Hello my loves! New member and very happy to be here. Let me start with a little background. Let me apoligize now. This is going to get long. lol
I married my hubby on our anniversary of 3 years, and we have been married for over 9 years now. We had our kids, twin boys, almost 9 months to the day of our wedding. (LOL can you tell we were excited about tying the knot?) We, obviously, have a lot of history. Sharing your life with anyone for that long will make you think that you know that person inside and out. So, when he told me he thought of himself as a she... it kind of threw me for a loop. This realization came to him (and I say him, because that is what he was at the time) when a close friend of ours, who we knew as a crossdresser for many years, told us that he was going to start the process of transitioning MTF. My hubby saw how happy I was for our friend, how accepting I was, and it made him start to look into the similar feelings he was experiencing.
It has been almost a 9 months since my hubby came to me and told me of his possible crossdressing tendencies. Since that time, he did a lot of soul searching and realized it was a lot more than that. SHE identifies more with women, and see herself as a non-op MTF.

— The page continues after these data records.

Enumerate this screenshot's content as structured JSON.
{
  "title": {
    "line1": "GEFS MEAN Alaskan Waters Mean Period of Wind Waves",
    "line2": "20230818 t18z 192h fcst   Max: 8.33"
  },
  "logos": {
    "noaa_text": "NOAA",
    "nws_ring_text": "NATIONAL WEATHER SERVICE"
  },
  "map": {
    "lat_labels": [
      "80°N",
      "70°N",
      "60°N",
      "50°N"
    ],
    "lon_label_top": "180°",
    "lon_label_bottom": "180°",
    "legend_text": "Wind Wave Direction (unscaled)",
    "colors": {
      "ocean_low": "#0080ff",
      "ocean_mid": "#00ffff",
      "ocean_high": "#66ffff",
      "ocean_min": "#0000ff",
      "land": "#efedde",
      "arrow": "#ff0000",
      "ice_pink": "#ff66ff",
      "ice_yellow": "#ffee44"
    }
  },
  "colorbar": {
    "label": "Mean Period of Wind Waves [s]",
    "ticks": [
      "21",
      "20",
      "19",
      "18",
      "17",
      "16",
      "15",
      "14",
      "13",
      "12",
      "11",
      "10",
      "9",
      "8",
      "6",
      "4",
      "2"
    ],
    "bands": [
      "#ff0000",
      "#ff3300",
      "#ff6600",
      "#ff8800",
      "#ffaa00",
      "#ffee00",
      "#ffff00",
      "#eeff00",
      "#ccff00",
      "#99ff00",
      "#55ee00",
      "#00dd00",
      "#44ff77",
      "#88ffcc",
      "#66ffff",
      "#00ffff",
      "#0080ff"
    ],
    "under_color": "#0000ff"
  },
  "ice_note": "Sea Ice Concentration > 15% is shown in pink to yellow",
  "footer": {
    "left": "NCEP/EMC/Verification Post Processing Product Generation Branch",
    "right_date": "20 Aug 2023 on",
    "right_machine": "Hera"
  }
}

Now, at first, I had a hard time dealing with this. Logically, I understood it completely. The wrapper didn't match what was inside. It was hard to tell my emotions to follow suit. I am now at a point where I not only understand, but truly accept and am happy with where we are in our lives. BUT, I have one problem...
I haven't been able to be a participant in seeing her dressed. The few times in the past happened far before I was ready for them to, and always made me take ten steps back after I had struggled to take a single one forward. I feel completely ok with who my partner is, and am happy to give opinions when she is shopping online for new clothes and the like, but am terrified of being there when she actually dresses. I am scared that I will react just as I did before, and I don't want that to happen. It hurts us both and that is not something I want either of us to go through again.
Is it just me? Have any of you gone through the same thoughts/emotions? Part of me wonders if it is just a stark visual reminder of just how much our dynamic has changed, or if I am not really as ok with everything as I think I am. I really don't think that is the case, but it is still something that I fear.
So, am I nuts here? Or is this a 'normal' range of emotions to go through? I would love some input.